Yeti Software builds operations software for snow removal and lawn care companies, helping teams manage crews, jobs, dispatch, routing, site photos, quoting, billing, and reporting in one platform.
For a field-service SaaS platform, engineering quality is not invisible. It shapes how confidently the team can ship improvements, how safely the product can evolve, and how well customers can rely on the system during busy operating seasons.
That is where Rômulo’s work stands out. A software engineer with 17 years of experience, he says he found the Canadian opportunity through VanHack. Since joining Yeti Software, his impact has shown up in concrete numbers: backend test coverage raised from nearly 1% to 60%, more than 100 security vulnerabilities addressed, and a back-office tool that helped the team move 20 of 100 test clients into a subscription plan.

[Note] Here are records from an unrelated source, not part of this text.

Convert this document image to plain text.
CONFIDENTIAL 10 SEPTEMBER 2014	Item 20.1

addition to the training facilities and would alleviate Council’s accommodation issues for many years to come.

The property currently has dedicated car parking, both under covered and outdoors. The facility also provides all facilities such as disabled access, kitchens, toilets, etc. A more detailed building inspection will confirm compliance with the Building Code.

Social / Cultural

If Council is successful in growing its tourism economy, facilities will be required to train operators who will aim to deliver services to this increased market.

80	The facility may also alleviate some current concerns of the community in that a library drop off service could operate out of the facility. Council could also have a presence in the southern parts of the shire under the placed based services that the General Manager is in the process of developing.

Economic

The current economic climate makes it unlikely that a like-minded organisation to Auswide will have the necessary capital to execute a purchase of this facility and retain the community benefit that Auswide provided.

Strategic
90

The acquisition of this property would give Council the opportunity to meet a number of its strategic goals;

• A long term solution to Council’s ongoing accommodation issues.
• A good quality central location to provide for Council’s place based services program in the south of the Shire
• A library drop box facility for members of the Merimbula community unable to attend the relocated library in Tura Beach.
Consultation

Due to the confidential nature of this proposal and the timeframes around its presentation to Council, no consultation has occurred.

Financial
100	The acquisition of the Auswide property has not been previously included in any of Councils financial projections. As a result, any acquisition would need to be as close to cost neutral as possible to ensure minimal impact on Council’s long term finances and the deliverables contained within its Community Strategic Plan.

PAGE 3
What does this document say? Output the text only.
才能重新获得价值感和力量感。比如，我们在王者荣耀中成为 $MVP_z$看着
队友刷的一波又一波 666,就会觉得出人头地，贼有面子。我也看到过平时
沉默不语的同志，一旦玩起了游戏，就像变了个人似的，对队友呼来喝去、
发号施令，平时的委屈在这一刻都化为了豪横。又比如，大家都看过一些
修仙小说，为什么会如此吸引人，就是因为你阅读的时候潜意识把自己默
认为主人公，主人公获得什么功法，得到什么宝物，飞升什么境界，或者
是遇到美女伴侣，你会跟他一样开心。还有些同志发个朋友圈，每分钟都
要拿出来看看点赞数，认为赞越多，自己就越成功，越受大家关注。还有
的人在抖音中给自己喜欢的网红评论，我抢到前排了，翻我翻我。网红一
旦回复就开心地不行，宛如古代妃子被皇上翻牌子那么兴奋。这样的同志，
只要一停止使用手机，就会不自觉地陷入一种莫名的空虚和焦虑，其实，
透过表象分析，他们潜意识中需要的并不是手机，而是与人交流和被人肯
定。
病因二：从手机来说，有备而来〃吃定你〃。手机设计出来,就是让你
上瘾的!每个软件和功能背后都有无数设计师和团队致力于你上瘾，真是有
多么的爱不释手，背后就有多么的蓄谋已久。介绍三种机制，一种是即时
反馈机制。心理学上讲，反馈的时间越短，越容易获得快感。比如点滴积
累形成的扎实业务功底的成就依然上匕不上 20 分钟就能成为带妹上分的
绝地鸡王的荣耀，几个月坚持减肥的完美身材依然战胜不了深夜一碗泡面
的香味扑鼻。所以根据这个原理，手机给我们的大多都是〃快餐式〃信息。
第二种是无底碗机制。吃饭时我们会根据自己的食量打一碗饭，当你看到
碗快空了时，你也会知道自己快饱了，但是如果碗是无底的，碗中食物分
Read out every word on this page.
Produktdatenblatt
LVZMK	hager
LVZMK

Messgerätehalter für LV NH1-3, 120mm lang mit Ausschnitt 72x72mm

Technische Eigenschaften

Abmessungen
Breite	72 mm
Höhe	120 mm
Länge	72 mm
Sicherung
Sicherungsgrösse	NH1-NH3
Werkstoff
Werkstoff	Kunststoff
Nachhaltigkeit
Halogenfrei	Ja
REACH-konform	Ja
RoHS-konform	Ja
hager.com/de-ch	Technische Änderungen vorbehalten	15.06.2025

From 1% to 60%: rebuilding the backend foundation
When Rômulo joined the team, one of the biggest engineering challenges was not a new feature. It was the foundation behind the product. The backend had almost no automated test coverage, which made every future improvement harder to ship with confidence.
Rômulo led a focused effort to improve that foundation. In the interview, he explains that test coverage moved from nearly 1% to 60%, with the team still working toward a higher long-term target.
“When I got into the company, the test coverage of the backend was nearly 1%. I made a run to improve that coverage, and I got it up to 60%.”
For a growing SaaS product, that kind of improvement changes the way engineering work happens. Better coverage gives the team more confidence to modernize, fix, and extend the platform without creating unnecessary risk.
100+ vulnerabilities fixed through modernization
The test-coverage work became even more important during a major Laravel and PHP modernization. Rômulo says he helped move the backend from Laravel 8 to a newer Laravel version and upgraded the PHP runtime from 7.4 to a modern version.
The upgrade was not only about keeping the stack current. Older versions were no longer receiving the same security updates, and that created risk for the platform. Rômulo says the modernization helped fix more than 100 vulnerabilities that could have affected the product.
“By improving that, we fixed more than 100 vulnerabilities that could affect our platform.”
This is the type of product work customers may never see directly but benefit from constantly: fewer risks, a more maintainable codebase, and a stronger foundation for future development.
A back-office tool that made customer engagement visible
Rômulo’s impact also extended beyond backend modernization. He built a back-office tool to help the team manage users and understand how customers were engaging with the platform.
The tool used an Angular front end and a Laravel API, giving the team clearer visibility into client metrics. In the transcript, Rômulo says that visibility helped the team move 20 of 100 test clients into a subscription plan.
For a SaaS team, that kind of internal tool can become a growth lever. When teams understand how customers are using the product, they can make better decisions about engagement, onboarding, and the moments that lead users toward paid adoption.

AI habits before AI features
Rômulo has also helped Yeti Software build new habits around AI. Starting in January, he launched an internal initiative to help the team get more comfortable using AI in daily work.
That initiative includes a weekly lunch-and-learn and a Slack channel where the team shares knowledge, techniques, and prompts. The focus is practical: making AI useful in the team’s day-to-day workflow before deciding which ideas should become product features.
He says the team is also exploring three AI MVPs this quarter. One possible project focuses on customer onboarding, where he believes automation could help reduce a process that can take about two weeks today to something closer to three to five days if the MVP proves successful.
“I started this in January, and for this quarter we plan to have three MVP projects using AI.”
Because those projects are still MVPs, the outcome should be treated as a future possibility rather than a finished result. But the direction matters: Rômulo is helping the team build both technical systems and operating habits that can make product innovation faster.
Engineering talent that compounds inside the product
The strongest Built By VanHackers stories are not only about someone getting hired. They are about what happens after the hire.
At Yeti Software, Rômulo’s work shows how a strong engineering hire can compound across a product organization: more test coverage, fewer security risks, better internal tooling, clearer customer metrics, and a team that is beginning to experiment with AI in a structured way.
That is the value VanHack aims to make possible: helping companies connect with technical talent who do not just join the team, but help build what the business needs next.